Racist, sexist and other bullying language and behavior, used repeatedly, must be addressed by Christians in the public sphere. Dismissive and vulgar remarks about entire cultures and religions must also confronted. Otherwise, our silence will be taken for agreement and Jesus' inclusive attitude towards all who are willing to hear, accept and live the Good News will be implicitly denied.

Today, do the right thing despite the cost.

Has your faith ever been the occasion for confronting evil?

Monday, November 4, 2013

Spending our Inheritance

We, though many, are one Body in Christ
and individually parts of one another.
Since we have gifts that differ according to the grace given to us,
let us exercise them:
if prophecy, in proportion to the faith;
if ministry, in ministering;
if one is a teacher, in teaching;
if one exhorts, in exhortation;
if one contributes, in generosity;
if one is over others, with diligence;
if one does acts of mercy, with cheerfulness. Rom 12: 5-8

St Paul is never less than clear, inviting and, often, demanding. Since all of us are blessed by God with different gifts, we must spend them for the good of Christ's Body. When we forget this challenge we are prone to obsessive thinking and acting about ourselves. We become self centered and worried about how we are doing before God when the task of the Christian is to serve others as best we can and let God worry about the results.

On the other hand, when each of us accepts and celebrates the gift we have been given, everyone benefits. There is no competition or envy because everyone remembers their role and works for th good of the entire community. Leaders understand that they are servants. Cheerleaders remember to encourage others, and all of us learn to be for others, to be for the whole. 

Of course, this is the Gospel dream, and because we do not want to be naive, we also realize that we will fail to be ourselves in many situations, but failure should never be the end of our dreams. When each of us recognizes and admits our failures, the body heals and the Gospel continues to enliven the world.

Today, accept and celebrate whatever gift you have for the sake of the Body of Christ.

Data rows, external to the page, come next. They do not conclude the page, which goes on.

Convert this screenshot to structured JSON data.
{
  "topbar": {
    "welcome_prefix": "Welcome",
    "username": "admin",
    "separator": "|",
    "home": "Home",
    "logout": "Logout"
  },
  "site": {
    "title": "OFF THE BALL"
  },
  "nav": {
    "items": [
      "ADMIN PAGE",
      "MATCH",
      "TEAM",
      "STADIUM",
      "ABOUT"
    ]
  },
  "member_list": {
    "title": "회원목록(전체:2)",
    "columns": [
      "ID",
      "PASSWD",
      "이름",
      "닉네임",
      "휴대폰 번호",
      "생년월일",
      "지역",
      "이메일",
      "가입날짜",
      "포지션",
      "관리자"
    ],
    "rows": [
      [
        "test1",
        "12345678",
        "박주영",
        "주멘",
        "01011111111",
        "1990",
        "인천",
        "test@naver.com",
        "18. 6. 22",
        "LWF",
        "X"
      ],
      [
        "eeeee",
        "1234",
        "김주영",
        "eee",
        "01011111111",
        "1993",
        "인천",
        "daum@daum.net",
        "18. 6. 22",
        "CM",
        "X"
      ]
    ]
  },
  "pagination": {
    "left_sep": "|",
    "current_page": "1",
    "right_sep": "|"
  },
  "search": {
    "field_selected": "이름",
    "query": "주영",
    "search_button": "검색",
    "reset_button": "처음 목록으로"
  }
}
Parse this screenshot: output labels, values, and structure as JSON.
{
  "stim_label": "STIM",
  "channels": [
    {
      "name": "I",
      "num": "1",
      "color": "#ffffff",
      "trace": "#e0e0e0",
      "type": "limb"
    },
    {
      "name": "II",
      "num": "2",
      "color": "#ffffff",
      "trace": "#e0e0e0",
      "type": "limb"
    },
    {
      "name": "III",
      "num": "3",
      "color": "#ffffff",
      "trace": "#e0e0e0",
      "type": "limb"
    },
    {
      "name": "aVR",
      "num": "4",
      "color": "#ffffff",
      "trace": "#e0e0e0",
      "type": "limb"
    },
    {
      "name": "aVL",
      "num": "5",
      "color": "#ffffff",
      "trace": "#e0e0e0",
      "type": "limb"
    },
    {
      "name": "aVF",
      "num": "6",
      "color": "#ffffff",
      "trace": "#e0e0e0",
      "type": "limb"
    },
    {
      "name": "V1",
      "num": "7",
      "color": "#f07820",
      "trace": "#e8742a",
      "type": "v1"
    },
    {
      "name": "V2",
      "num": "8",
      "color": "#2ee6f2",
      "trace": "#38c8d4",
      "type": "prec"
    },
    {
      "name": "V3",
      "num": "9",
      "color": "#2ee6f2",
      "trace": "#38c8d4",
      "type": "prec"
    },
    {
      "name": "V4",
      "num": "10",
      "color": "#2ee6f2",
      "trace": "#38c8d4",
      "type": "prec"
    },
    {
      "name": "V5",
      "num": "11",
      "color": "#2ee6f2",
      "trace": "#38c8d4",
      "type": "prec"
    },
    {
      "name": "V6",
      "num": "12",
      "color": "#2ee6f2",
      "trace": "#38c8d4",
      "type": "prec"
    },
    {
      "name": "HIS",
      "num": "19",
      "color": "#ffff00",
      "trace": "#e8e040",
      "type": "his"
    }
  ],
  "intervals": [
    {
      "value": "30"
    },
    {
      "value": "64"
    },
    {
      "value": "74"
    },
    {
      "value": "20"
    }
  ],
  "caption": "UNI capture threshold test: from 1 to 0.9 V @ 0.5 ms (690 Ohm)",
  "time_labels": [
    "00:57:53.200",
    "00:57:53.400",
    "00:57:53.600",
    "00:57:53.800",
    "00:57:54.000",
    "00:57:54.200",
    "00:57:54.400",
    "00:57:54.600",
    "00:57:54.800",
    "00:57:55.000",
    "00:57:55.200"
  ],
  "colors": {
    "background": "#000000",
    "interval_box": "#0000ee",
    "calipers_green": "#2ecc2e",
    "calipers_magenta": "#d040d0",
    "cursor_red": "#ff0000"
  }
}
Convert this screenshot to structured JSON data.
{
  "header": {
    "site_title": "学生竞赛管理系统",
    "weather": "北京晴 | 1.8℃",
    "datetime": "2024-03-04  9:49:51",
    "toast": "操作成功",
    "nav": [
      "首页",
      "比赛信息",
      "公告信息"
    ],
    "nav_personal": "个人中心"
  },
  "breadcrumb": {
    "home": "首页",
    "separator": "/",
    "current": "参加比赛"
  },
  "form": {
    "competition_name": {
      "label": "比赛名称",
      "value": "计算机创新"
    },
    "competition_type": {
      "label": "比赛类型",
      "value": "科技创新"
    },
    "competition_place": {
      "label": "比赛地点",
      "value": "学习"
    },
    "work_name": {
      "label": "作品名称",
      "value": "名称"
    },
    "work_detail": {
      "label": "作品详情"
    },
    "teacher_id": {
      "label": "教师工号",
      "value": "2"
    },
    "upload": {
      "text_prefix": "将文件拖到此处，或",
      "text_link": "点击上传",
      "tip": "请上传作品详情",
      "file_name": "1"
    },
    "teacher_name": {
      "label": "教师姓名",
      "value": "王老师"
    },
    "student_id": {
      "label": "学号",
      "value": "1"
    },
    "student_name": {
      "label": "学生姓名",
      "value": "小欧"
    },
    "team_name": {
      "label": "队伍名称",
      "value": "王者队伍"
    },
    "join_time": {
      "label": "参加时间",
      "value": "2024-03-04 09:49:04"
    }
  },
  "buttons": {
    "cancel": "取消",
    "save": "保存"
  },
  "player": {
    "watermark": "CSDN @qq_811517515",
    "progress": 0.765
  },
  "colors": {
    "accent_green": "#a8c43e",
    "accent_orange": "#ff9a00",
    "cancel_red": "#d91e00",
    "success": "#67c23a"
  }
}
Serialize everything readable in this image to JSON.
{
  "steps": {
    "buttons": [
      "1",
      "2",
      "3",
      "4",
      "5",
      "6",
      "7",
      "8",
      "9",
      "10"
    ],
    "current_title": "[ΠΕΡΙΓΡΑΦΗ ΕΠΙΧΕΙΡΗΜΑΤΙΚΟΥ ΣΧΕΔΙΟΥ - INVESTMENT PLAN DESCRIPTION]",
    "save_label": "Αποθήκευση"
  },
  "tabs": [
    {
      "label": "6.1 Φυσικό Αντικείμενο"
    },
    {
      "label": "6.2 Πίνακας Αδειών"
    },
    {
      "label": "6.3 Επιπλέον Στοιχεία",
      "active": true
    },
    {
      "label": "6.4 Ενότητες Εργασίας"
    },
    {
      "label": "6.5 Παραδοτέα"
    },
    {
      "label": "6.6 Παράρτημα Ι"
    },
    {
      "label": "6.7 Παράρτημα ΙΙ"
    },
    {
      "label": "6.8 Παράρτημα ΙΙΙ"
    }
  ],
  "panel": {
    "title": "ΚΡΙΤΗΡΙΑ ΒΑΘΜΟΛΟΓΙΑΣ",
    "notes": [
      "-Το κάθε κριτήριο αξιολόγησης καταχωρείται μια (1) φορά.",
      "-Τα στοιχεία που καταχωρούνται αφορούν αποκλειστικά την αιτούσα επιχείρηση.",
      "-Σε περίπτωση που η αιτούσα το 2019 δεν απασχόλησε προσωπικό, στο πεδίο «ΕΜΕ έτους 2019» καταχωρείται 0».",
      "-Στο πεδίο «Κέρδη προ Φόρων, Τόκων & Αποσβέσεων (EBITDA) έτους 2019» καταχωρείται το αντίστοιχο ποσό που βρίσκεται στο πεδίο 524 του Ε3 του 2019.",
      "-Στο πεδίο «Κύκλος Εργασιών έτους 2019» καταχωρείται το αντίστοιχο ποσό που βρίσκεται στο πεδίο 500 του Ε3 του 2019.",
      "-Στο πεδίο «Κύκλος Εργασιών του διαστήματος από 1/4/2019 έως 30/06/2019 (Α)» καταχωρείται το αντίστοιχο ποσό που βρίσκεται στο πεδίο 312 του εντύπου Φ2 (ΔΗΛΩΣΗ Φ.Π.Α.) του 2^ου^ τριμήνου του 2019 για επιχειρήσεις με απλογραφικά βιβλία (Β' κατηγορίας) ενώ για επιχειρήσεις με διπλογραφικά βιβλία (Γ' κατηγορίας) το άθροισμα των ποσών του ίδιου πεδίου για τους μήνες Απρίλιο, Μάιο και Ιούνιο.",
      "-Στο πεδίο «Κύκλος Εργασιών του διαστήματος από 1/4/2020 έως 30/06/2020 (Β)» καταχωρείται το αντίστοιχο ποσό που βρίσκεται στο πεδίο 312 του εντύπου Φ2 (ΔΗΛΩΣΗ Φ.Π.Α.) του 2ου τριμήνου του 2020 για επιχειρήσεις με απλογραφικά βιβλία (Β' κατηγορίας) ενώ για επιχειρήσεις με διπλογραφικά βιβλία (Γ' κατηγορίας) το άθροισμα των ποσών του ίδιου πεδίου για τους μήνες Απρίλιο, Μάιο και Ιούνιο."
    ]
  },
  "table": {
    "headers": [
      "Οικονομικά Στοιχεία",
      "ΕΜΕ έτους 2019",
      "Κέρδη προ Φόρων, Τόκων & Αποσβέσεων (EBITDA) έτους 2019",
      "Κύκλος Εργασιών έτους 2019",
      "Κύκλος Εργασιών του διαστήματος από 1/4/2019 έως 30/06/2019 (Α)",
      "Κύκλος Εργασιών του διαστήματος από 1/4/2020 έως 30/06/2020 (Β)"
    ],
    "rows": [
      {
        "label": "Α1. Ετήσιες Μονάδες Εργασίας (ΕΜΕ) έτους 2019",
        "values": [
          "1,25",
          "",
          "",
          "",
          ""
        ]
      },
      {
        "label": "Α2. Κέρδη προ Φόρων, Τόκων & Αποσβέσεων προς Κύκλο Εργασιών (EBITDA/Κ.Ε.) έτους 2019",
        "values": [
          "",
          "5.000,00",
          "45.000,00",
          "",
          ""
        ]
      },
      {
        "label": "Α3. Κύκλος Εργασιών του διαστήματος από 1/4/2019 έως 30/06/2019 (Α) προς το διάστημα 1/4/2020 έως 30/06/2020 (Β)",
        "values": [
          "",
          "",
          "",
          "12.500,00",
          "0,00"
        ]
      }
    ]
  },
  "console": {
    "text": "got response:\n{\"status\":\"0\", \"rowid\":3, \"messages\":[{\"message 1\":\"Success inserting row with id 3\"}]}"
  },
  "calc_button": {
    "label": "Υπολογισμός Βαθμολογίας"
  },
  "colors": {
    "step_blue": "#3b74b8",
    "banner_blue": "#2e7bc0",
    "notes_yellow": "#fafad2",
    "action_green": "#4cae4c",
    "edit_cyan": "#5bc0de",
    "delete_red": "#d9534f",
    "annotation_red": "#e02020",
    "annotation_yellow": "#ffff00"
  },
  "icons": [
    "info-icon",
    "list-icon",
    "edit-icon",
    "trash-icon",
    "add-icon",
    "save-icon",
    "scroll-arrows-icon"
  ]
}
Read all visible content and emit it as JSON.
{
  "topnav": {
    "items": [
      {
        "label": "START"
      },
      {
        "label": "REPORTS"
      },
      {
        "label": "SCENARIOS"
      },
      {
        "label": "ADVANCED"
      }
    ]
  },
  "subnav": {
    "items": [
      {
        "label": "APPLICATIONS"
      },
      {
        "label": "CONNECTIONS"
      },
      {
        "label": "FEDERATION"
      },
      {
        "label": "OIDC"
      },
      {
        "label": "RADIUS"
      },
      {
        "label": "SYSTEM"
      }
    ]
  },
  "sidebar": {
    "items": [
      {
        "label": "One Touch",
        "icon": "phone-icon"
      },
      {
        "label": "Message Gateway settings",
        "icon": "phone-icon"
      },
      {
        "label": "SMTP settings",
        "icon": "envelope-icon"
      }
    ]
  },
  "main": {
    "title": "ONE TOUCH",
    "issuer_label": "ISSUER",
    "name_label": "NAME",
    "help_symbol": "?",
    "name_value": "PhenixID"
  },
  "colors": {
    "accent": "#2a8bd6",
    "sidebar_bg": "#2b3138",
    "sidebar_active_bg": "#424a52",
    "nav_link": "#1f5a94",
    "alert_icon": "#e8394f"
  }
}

When have you been happiest and most fulfilled as a member of Christ's body?

Sunday, November 3, 2013

St Charles Borremeo

"The gifts and the call of God are irrevocable." Rom 11:29

God loves us. That is God's gift to us. But God's love is not a promise that we will never suffer or feel lost and alone. When we say that God loves us we mean that his gift, as St Paul reminds us, is irrevocable. God will never take it back, never stop loving us, and in this promise we have hope, strength and the assurance that God is near even and especially when we suffer.

God's call is also irrevocable and this can be both empowering and terrifying. God calls all of us to discipleship, and discerning what that is can be the task of a lifetime. In my own case, like many other young men of my generation, I felt strongly I was being called to be a Capuchin priest. Motivated by so many of the Capuchin priests I knew as a boy to be active, engaged and committed to the needy, God used that natural attraction to lure me into vows and priesthood. Being a friar, though important, was a distant second to being  a priest.

Thirty years ago, however, in a frightening twist of grace, it became clear that God wanted to work in the Capuchins in ways we could never have foreseen. Without devaluing the call to be priest, the church challenged the Capuchins to reclaim the charisms of their founder, and all the friars to listen to God and not simply follow our own best instincts or needs. Remarkably, this shift is cited by a majority of our young friars as the reason they were drawn to the Capuchins. When we reclaimed the dream of St Francis to form a community of brothers whose love for one another as they traveled from place to place to preach the Gospel would be their most important way of announcing Good News, everything changed. God does write straight on crooked lines.

Today, ask God to renew the vocation to which you have been called.

Who or what has been most influential in helping you listen more deeply to the Gospel?